En todo este aquelarre hay un error. Se dice “Aparato” y en seguida algún apresurado agrega “duhaldista”. No es así. El Aparato no tiene dueño. Puede tener dueños ocasionales. Nunca permanentes. El único dueño del Aparato es el Aparato. Por eso todos pelean por tenerlo. Si ya fuera “duhaldista” lo tendría ya Duhalde, ¿por qué lucharían todos tanto por el Aparato? El Aparato puede tener muchos y sobre todo cualquier dueño. El Aparato no tiene ideología. El Aparato es un Aparato de negocios oscuros y es un poder en las sombras, un país “aparte”. Pero, por desgracia, el verdadero país.
¿Cómo se lucha contra el Aparato? ¿Dentro del Aparato o afuera? Pareciera que la única posibilidad es dentro, ya que no hay sino “el Aparato”. No obstante, pelear “dentro” del Aparato implica aceptarlo.

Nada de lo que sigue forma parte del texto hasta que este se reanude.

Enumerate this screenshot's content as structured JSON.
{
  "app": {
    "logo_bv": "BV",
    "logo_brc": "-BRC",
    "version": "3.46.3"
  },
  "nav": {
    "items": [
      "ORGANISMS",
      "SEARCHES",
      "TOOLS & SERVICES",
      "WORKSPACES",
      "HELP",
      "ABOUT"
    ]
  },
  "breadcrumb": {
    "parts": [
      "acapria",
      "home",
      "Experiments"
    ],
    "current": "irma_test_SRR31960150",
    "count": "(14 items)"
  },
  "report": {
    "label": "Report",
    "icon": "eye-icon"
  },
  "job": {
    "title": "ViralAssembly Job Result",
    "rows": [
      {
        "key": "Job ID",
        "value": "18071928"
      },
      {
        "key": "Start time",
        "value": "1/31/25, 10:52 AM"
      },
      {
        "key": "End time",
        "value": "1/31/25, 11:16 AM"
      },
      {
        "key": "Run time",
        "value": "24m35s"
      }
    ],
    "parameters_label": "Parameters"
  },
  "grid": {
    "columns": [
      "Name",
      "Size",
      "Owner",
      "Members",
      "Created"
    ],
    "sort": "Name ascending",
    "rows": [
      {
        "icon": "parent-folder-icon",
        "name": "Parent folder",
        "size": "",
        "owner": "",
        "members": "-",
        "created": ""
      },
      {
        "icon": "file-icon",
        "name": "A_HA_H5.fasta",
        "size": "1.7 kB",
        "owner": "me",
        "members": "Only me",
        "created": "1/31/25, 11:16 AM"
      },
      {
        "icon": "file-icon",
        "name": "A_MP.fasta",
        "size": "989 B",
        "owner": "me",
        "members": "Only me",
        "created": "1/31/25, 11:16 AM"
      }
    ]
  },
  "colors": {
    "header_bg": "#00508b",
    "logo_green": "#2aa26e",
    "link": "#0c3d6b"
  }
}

Jugar con sus reglas. Vencer con sus métodos. Pensar como él lo exige. Actuar como él lo pide. La cuestión es: ¿cómo luchar contra el Aparato si para hacerlo hay que meterse en sus entrañas? ¿Cómo vencerlo si no hay otro lugar más que el suyo? Hay que crear el afuera. Pelear realmente contra el Aparato implica la conciencia de que vencerlo no es apoderarse de él. Es destruirlo. Si la lucha se sigue dando dentro y con el estilo del Aparato, un día, entonces, quienes alguna vez quisieron destruirlo, mirarán sus caras, mirarán las caras de los capitostes del Aparato... y no verán diferencia alguna.